The U of I Library is continually searching for ways to assess its services to the University community. However, the library does not have standardized workflows for collecting and synthesizing some University-level variables (e.g., incoming grant funding, department/college level enrollment, number and character of research outputs produced, etc.). Moving from informal to formal assessment of these type of variables may provide new opportunities for improvement.

This site is a proof-of-concept for developing those workflows in R. Since this initiative is in its early stages, this site does not focus on making actual inferences from any data. Instead, the goal is to demonstrate how the data can be processed and cleaned for potential quasi-experimental or interpretivist inference.

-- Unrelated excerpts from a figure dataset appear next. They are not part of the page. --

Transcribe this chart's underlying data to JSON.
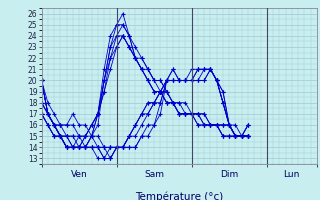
{
  "xlabel": "Température (°c)",
  "bg_color": "#c8eef0",
  "grid_color": "#a0c8d0",
  "line_color": "#0000cc",
  "marker": "+",
  "yticks": [
    13,
    14,
    15,
    16,
    17,
    18,
    19,
    20,
    21,
    22,
    23,
    24,
    25,
    26
  ],
  "ylim": [
    12.5,
    26.5
  ],
  "xlim": [
    0,
    264
  ],
  "day_positions": [
    72,
    144,
    216
  ],
  "day_labels": [
    [
      "Ven",
      36
    ],
    [
      "Sam",
      108
    ],
    [
      "Dim",
      180
    ],
    [
      "Lun",
      240
    ]
  ],
  "forecast_runs": [
    [
      20,
      18,
      17,
      16,
      16,
      17,
      16,
      16,
      15,
      15,
      14,
      14,
      14,
      14,
      14,
      14,
      15,
      15,
      16,
      17,
      20,
      21,
      20,
      20,
      20,
      20,
      20,
      21,
      20,
      19,
      16,
      16,
      15,
      15
    ],
    [
      20,
      17,
      16,
      16,
      16,
      16,
      15,
      15,
      15,
      14,
      14,
      14,
      14,
      14,
      14,
      14,
      15,
      16,
      16,
      18,
      20,
      21,
      20,
      20,
      20,
      20,
      20,
      21,
      20,
      19,
      16,
      15,
      15,
      15
    ],
    [
      20,
      17,
      16,
      15,
      15,
      15,
      15,
      14,
      14,
      14,
      14,
      13,
      14,
      14,
      15,
      15,
      16,
      17,
      18,
      18,
      20,
      20,
      20,
      20,
      20,
      20,
      21,
      21,
      20,
      18,
      16,
      15,
      15,
      15
    ],
    [
      20,
      17,
      16,
      15,
      15,
      14,
      14,
      14,
      14,
      14,
      13,
      13,
      14,
      14,
      15,
      16,
      17,
      18,
      18,
      19,
      20,
      20,
      20,
      20,
      20,
      21,
      21,
      21,
      20,
      18,
      16,
      15,
      15,
      15
    ],
    [
      20,
      17,
      16,
      15,
      15,
      14,
      14,
      14,
      14,
      13,
      13,
      13,
      14,
      14,
      15,
      16,
      17,
      17,
      18,
      19,
      20,
      20,
      20,
      20,
      21,
      21,
      21,
      21,
      20,
      18,
      16,
      15,
      15,
      15
    ],
    [
      20,
      17,
      16,
      16,
      15,
      15,
      14,
      14,
      14,
      14,
      13,
      14,
      14,
      14,
      15,
      16,
      17,
      18,
      18,
      19,
      20,
      20,
      20,
      20,
      20,
      21,
      21,
      21,
      20,
      18,
      16,
      15,
      15,
      15
    ],
    [
      18,
      17,
      16,
      15,
      14,
      14,
      14,
      14,
      15,
      17,
      21,
      24,
      25,
      26,
      24,
      23,
      22,
      21,
      20,
      20,
      19,
      18,
      18,
      18,
      17,
      17,
      17,
      16,
      16,
      15,
      15,
      15,
      15,
      15
    ],
    [
      18,
      17,
      16,
      15,
      14,
      14,
      14,
      14,
      15,
      16,
      20,
      23,
      25,
      25,
      24,
      22,
      22,
      21,
      20,
      20,
      19,
      18,
      18,
      17,
      17,
      17,
      17,
      16,
      16,
      15,
      15,
      15,
      15,
      15
    ],
    [
      18,
      17,
      16,
      15,
      14,
      14,
      14,
      14,
      15,
      17,
      20,
      23,
      24,
      25,
      24,
      22,
      21,
      21,
      20,
      19,
      19,
      18,
      17,
      17,
      17,
      17,
      16,
      16,
      16,
      15,
      15,
      15,
      15,
      15
    ],
    [
      17,
      16,
      15,
      15,
      14,
      14,
      14,
      15,
      16,
      17,
      20,
      22,
      24,
      24,
      23,
      22,
      21,
      20,
      19,
      19,
      18,
      18,
      17,
      17,
      17,
      17,
      16,
      16,
      16,
      16,
      16,
      15,
      15,
      16
    ],
    [
      17,
      16,
      15,
      15,
      14,
      14,
      14,
      15,
      16,
      17,
      19,
      22,
      23,
      24,
      23,
      22,
      21,
      20,
      19,
      19,
      18,
      18,
      17,
      17,
      17,
      16,
      16,
      16,
      16,
      16,
      16,
      15,
      15,
      16
    ],
    [
      17,
      16,
      15,
      15,
      14,
      14,
      15,
      15,
      16,
      17,
      19,
      21,
      23,
      24,
      23,
      22,
      21,
      20,
      19,
      19,
      18,
      18,
      17,
      17,
      17,
      16,
      16,
      16,
      16,
      16,
      16,
      15,
      15,
      16
    ]
  ],
  "time_points": [
    0,
    6,
    12,
    18,
    24,
    30,
    36,
    42,
    48,
    54,
    60,
    66,
    72,
    78,
    84,
    90,
    96,
    102,
    108,
    114,
    120,
    126,
    132,
    138,
    144,
    150,
    156,
    162,
    168,
    174,
    180,
    186,
    192,
    198,
    204,
    210,
    216,
    222,
    228,
    234,
    240,
    246,
    252,
    258,
    264
  ]
}
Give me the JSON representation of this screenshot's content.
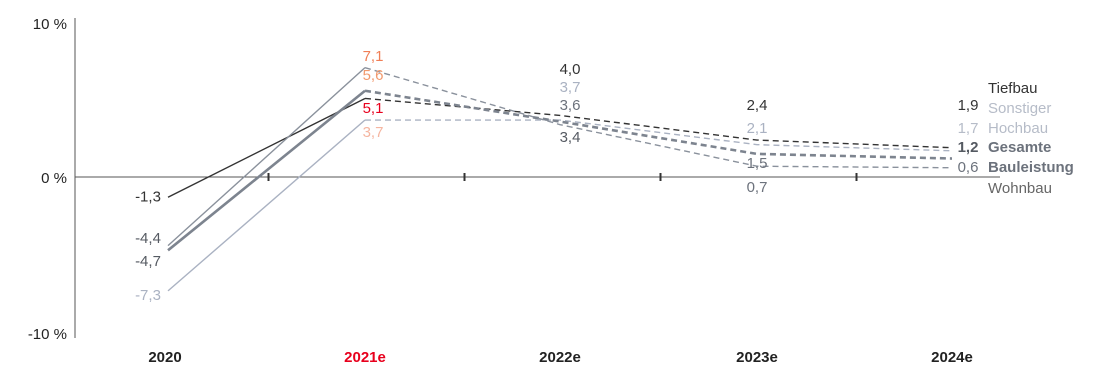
{
  "colors": {
    "highlight": "#e8001d",
    "text": "#333333",
    "axis": "#555555"
  },
  "chart_data": {
    "type": "line",
    "categories": [
      "2020",
      "2021e",
      "2022e",
      "2023e",
      "2024e"
    ],
    "highlight_category": "2021e",
    "y_ticks": [
      {
        "value": 10,
        "label": "10 %"
      },
      {
        "value": 0,
        "label": "0 %"
      },
      {
        "value": -10,
        "label": "-10 %"
      }
    ],
    "ylim": [
      -10,
      10
    ],
    "forecast_from_index": 1,
    "series": [
      {
        "name": "Tiefbau",
        "color": "#333333",
        "label_color": "#333333",
        "values": [
          -1.3,
          5.1,
          4.0,
          2.4,
          1.9
        ],
        "labels": [
          "-1,3",
          "5,1",
          "4,0",
          "2,4",
          "1,9"
        ],
        "label_colors": [
          "#333333",
          "#e8001d",
          "#333333",
          "#333333",
          "#333333"
        ]
      },
      {
        "name": "Sonstiger Hochbau",
        "color": "#aab2c2",
        "label_color": "#b6bcc8",
        "values": [
          -7.3,
          3.7,
          3.7,
          2.1,
          1.7
        ],
        "labels": [
          "-7,3",
          "3,7",
          "3,7",
          "2,1",
          "1,7"
        ],
        "label_colors": [
          "#aab2c2",
          "#f5b5a0",
          "#aab2c2",
          "#aab2c2",
          "#b6bcc8"
        ]
      },
      {
        "name": "Gesamte Bauleistung",
        "color": "#7d848f",
        "label_color": "#6c727c",
        "values": [
          -4.7,
          5.6,
          3.6,
          1.5,
          1.2
        ],
        "labels": [
          "-4,7",
          "5,6",
          "3,6",
          "1,5",
          "1,2"
        ],
        "label_colors": [
          "#555a62",
          "#f29a6e",
          "#6c727c",
          "#6c727c",
          "#555a62"
        ]
      },
      {
        "name": "Wohnbau",
        "color": "#8a919c",
        "label_color": "#666666",
        "values": [
          -4.4,
          7.1,
          3.4,
          0.7,
          0.6
        ],
        "labels": [
          "-4,4",
          "7,1",
          "3,4",
          "0,7",
          "0,6"
        ],
        "label_colors": [
          "#555a62",
          "#f07e55",
          "#555a62",
          "#6c727c",
          "#6c727c"
        ]
      }
    ]
  }
}
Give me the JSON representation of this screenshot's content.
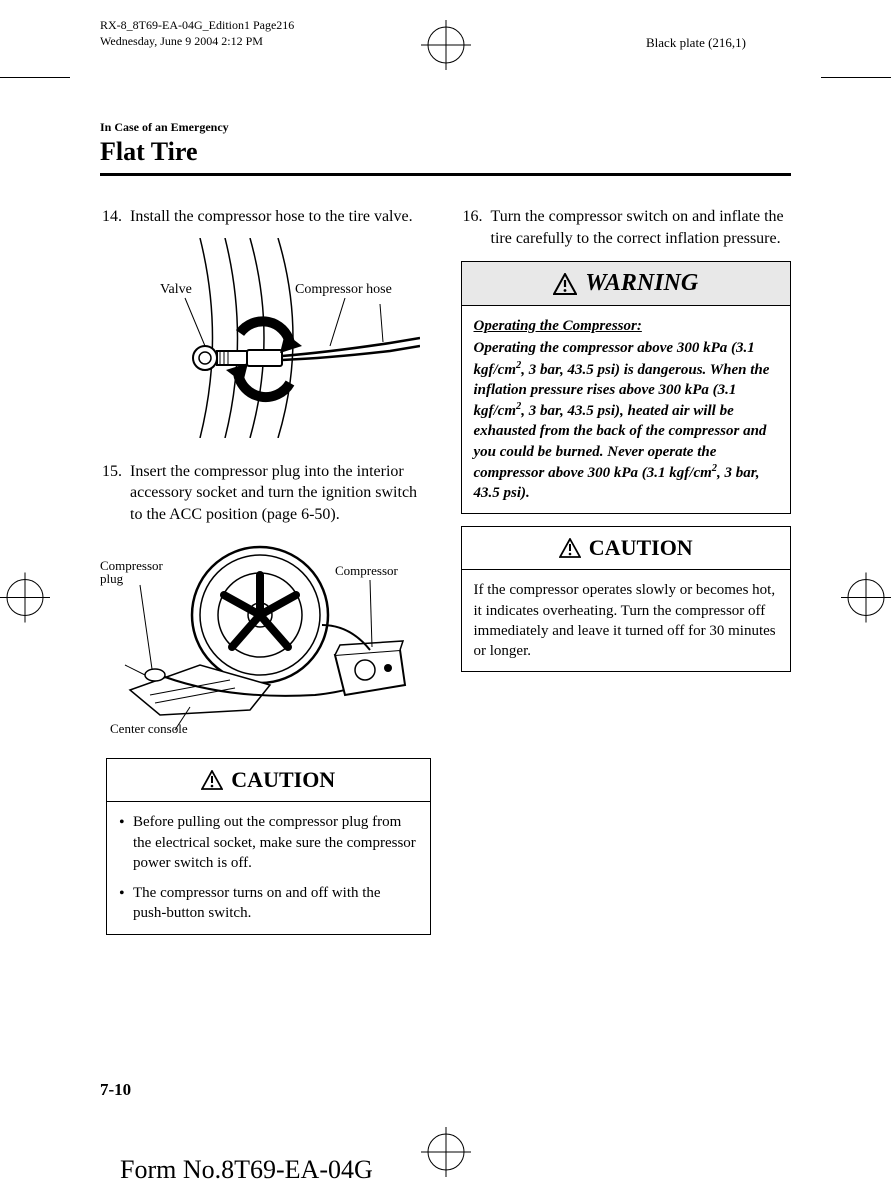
{
  "meta": {
    "doc_id": "RX-8_8T69-EA-04G_Edition1 Page216",
    "timestamp": "Wednesday, June 9 2004 2:12 PM",
    "plate": "Black plate (216,1)"
  },
  "header": {
    "section": "In Case of an Emergency",
    "title": "Flat Tire"
  },
  "steps": {
    "s14": {
      "num": "14.",
      "text": "Install the compressor hose to the tire valve."
    },
    "s15": {
      "num": "15.",
      "text": "Insert the compressor plug into the interior accessory socket and turn the ignition switch to the ACC position (page 6-50)."
    },
    "s16": {
      "num": "16.",
      "text": "Turn the compressor switch on and inflate the tire carefully to the correct inflation pressure."
    }
  },
  "fig1": {
    "valve_label": "Valve",
    "hose_label": "Compressor hose"
  },
  "fig2": {
    "plug_label": "Compressor plug",
    "compressor_label": "Compressor",
    "console_label": "Center console"
  },
  "caution1": {
    "heading": "CAUTION",
    "bullet1": "Before pulling out the compressor plug from the electrical socket, make sure the compressor power switch is off.",
    "bullet2": "The compressor turns on and off with the push-button switch."
  },
  "warning": {
    "heading": "WARNING",
    "sub": "Operating the Compressor:",
    "body_html": "Operating the compressor above 300 kPa (3.1 kgf/cm<sup>2</sup>, 3 bar, 43.5 psi) is dangerous. When the inflation pressure rises above 300 kPa (3.1 kgf/cm<sup>2</sup>, 3 bar, 43.5 psi), heated air will be exhausted from the back of the compressor and you could be burned. Never operate the compressor above 300 kPa (3.1 kgf/cm<sup>2</sup>, 3 bar, 43.5 psi)."
  },
  "caution2": {
    "heading": "CAUTION",
    "body": "If the compressor operates slowly or becomes hot, it indicates overheating. Turn the compressor off immediately and leave it turned off for 30 minutes or longer."
  },
  "footer": {
    "page_num": "7-10",
    "form_no": "Form No.8T69-EA-04G"
  },
  "colors": {
    "text": "#000000",
    "bg": "#ffffff",
    "shade": "#e8e8e8"
  }
}
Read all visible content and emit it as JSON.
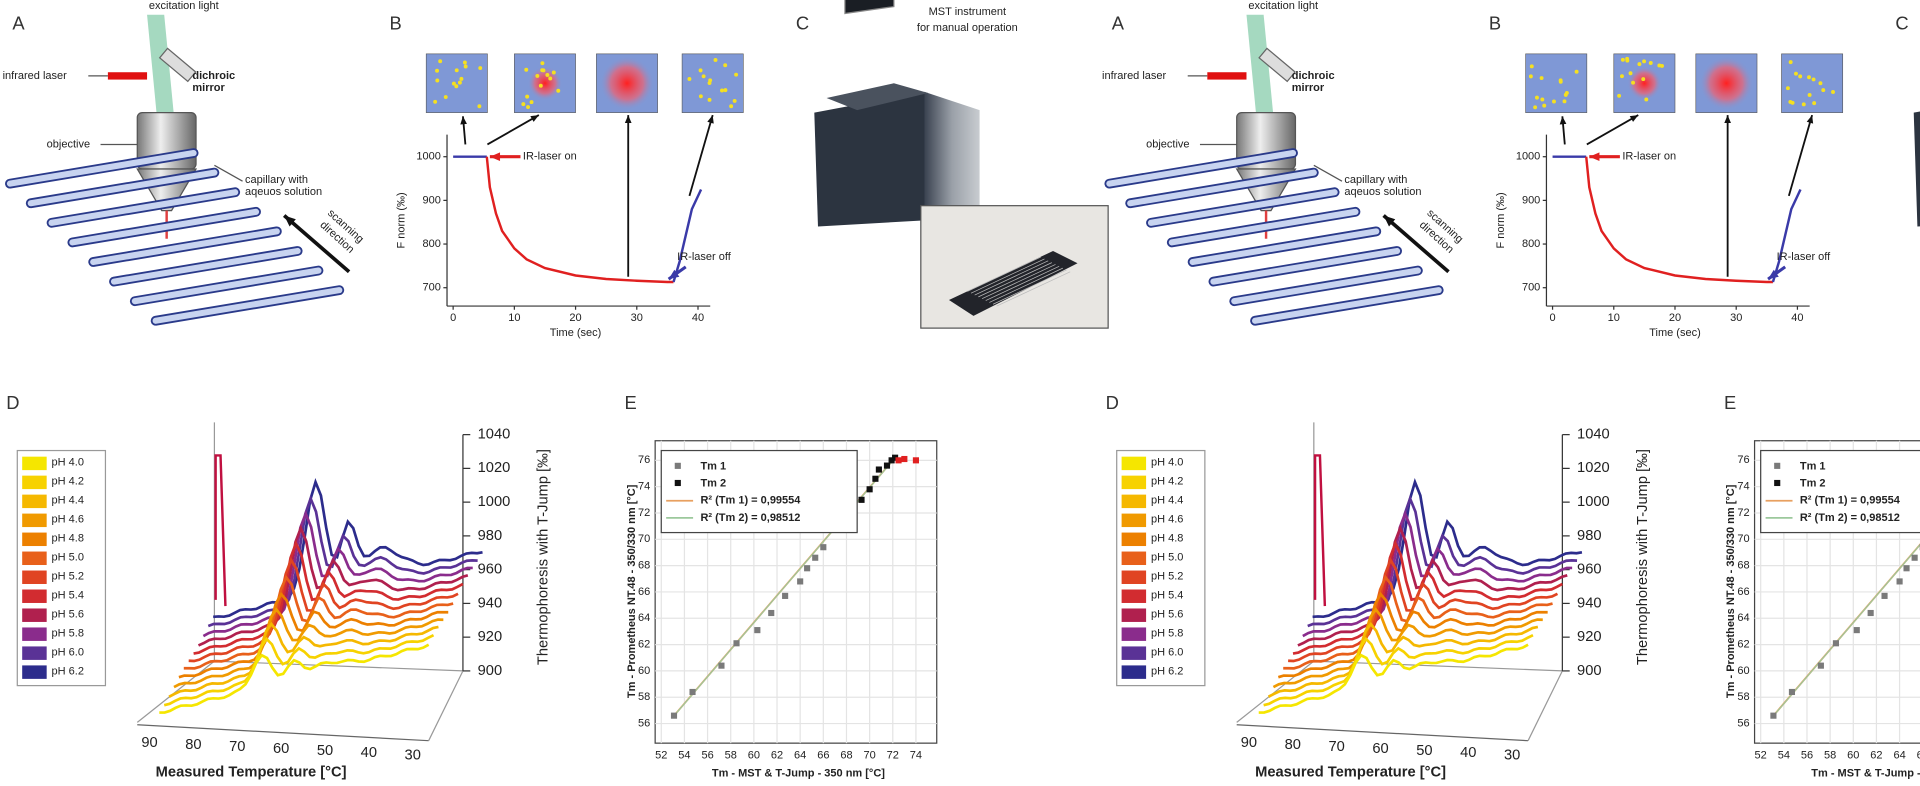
{
  "panel_a": {
    "label": "A",
    "excitation": "excitation light",
    "laser": "infrared laser",
    "mirror": [
      "dichroic",
      "mirror"
    ],
    "objective": "objective",
    "capillary": [
      "capillary with",
      "aqeuos solution"
    ],
    "scanning": [
      "scanning",
      "direction"
    ]
  },
  "panel_b": {
    "label": "B",
    "ylabel": "F norm (‰)",
    "xlabel": "Time (sec)",
    "xticks": [
      0,
      10,
      20,
      30,
      40
    ],
    "yticks": [
      700,
      800,
      900,
      1000
    ],
    "laser_on": "IR-laser on",
    "laser_off": "IR-laser off",
    "series": [
      {
        "color": "#3a3aa8",
        "x": [
          0,
          2,
          4,
          5.5
        ],
        "y": [
          1000,
          1000,
          1000,
          1000
        ]
      },
      {
        "color": "#e02020",
        "x": [
          5.5,
          6,
          7,
          8,
          10,
          12,
          15,
          20,
          25,
          30,
          35,
          36
        ],
        "y": [
          1000,
          930,
          870,
          830,
          790,
          765,
          745,
          728,
          720,
          716,
          713,
          713
        ]
      },
      {
        "color": "#3a3aa8",
        "x": [
          36,
          37,
          38,
          39,
          40.5
        ],
        "y": [
          713,
          760,
          820,
          880,
          925
        ]
      }
    ]
  },
  "panel_c": {
    "label": "C",
    "caption": [
      "MST instrument",
      "for manual operation"
    ]
  },
  "panel_d": {
    "label": "D",
    "zlabel": "Thermophoresis with T-Jump [‰]",
    "xlabel": "Measured Temperature [°C]",
    "zticks": [
      900,
      920,
      940,
      960,
      980,
      1000,
      1020,
      1040
    ],
    "xticks": [
      90,
      80,
      70,
      60,
      50,
      40,
      30
    ],
    "legend": [
      {
        "name": "pH 4.0",
        "color": "#f5e600"
      },
      {
        "name": "pH 4.2",
        "color": "#f7d200"
      },
      {
        "name": "pH 4.4",
        "color": "#f5b800"
      },
      {
        "name": "pH 4.6",
        "color": "#f09a00"
      },
      {
        "name": "pH 4.8",
        "color": "#ec8000"
      },
      {
        "name": "pH 5.0",
        "color": "#e8601a"
      },
      {
        "name": "pH 5.2",
        "color": "#e04422"
      },
      {
        "name": "pH 5.4",
        "color": "#d22c30"
      },
      {
        "name": "pH 5.6",
        "color": "#b0204e"
      },
      {
        "name": "pH 5.8",
        "color": "#8a2c8c"
      },
      {
        "name": "pH 6.0",
        "color": "#5a3296"
      },
      {
        "name": "pH 6.2",
        "color": "#2c2c8c"
      }
    ]
  },
  "panel_e": {
    "label": "E",
    "xlabel": "Tm  - MST & T-Jump - 350 nm [°C]",
    "ylabel": "Tm - Prometheus NT.48 - 350/330 nm [°C]",
    "xticks": [
      52,
      54,
      56,
      58,
      60,
      62,
      64,
      66,
      68,
      70,
      72,
      74
    ],
    "yticks": [
      56,
      58,
      60,
      62,
      64,
      66,
      68,
      70,
      72,
      74,
      76
    ],
    "series": [
      {
        "name": "Tm 1",
        "color": "#7a7a7a",
        "x": [
          53.1,
          54.7,
          57.2,
          58.5,
          60.3,
          61.5,
          62.7,
          64.0,
          64.6,
          65.3,
          66.0
        ],
        "y": [
          56.6,
          58.4,
          60.4,
          62.1,
          63.1,
          64.4,
          65.7,
          66.8,
          67.8,
          68.6,
          69.4
        ]
      },
      {
        "name": "Tm 2",
        "color": "#111111",
        "x": [
          67.8,
          68.6,
          69.3,
          70.0,
          70.5,
          70.8,
          71.5,
          71.9,
          72.2
        ],
        "y": [
          71.5,
          72.2,
          73.0,
          73.8,
          74.6,
          75.3,
          75.6,
          76.0,
          76.2
        ]
      },
      {
        "color": "#e02020",
        "x": [
          72.5,
          73.0,
          74.0
        ],
        "y": [
          76.0,
          76.1,
          76.0
        ]
      }
    ],
    "fits": [
      {
        "name": "R² (Tm 1) = 0,99554",
        "color": "#e8a060"
      },
      {
        "name": "R² (Tm 2) = 0,98512",
        "color": "#9cc89c"
      }
    ]
  }
}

The project was not entirely successful; there are several flaws which this site will point out later. But - in my opinion - it was successful enough to demonstrate that such work is feasible given a properly formulated research question and realistic expectations of data quality and research design limitations.

1.2 Sources

The “raw data” for this project includes:

  1. Spring and fall department enrollment numbers pulled from the U of I IR Internal Dashboards
  2. University research outputs data pulled from the Library’s VERSO platform
  3. Grant expenditure data from the U of I’s Research Reports Archive, and
  4. U of I Library database usage statistics pulled from our internal LibApps system.

All of these sources are observational and incomplete in a number of ways. A complete evaluation of how that limits useful inference is outside the scope of this site. However, some of those issues will come up in data processing.

1.3 End goals

The goals for this project were to:

  1. Take the raw data (retrieved as xlsx or csv’s) and clean it.
  2. From the cleaned raw data, generate a set of tidy data.frames for further analysis.
  3. Store those data.frames in a SQL database.
  4. Visualize data from the SQL database in R in order to suggest interesting assessment options.

The most important shortcoming of this project was an error in (2). Two of the three final dataframes created were not tidy, one of which in a way that can’t easily be fixed and makes (4) significantly more difficult (4).

1.4 Following along

Because some of the data included in this analysis was confidential, this document does not dynamically process any of it.

However, I created an anonymized version of the data so readers can follow along if it’s helpful. To use it:

  1. Clone this repository.
  2. Extract the contents of the sample-raw-data.zip contained in the ‘raw_data’ directory into the ‘raw_data’ directory.

From there, you can either run the entire analysis all at once using code/00-main.R, or follow along in R scripts 01-06.

Note: you may need to install one or more of the required packages listed in the “Cleaning the Data” section of this site.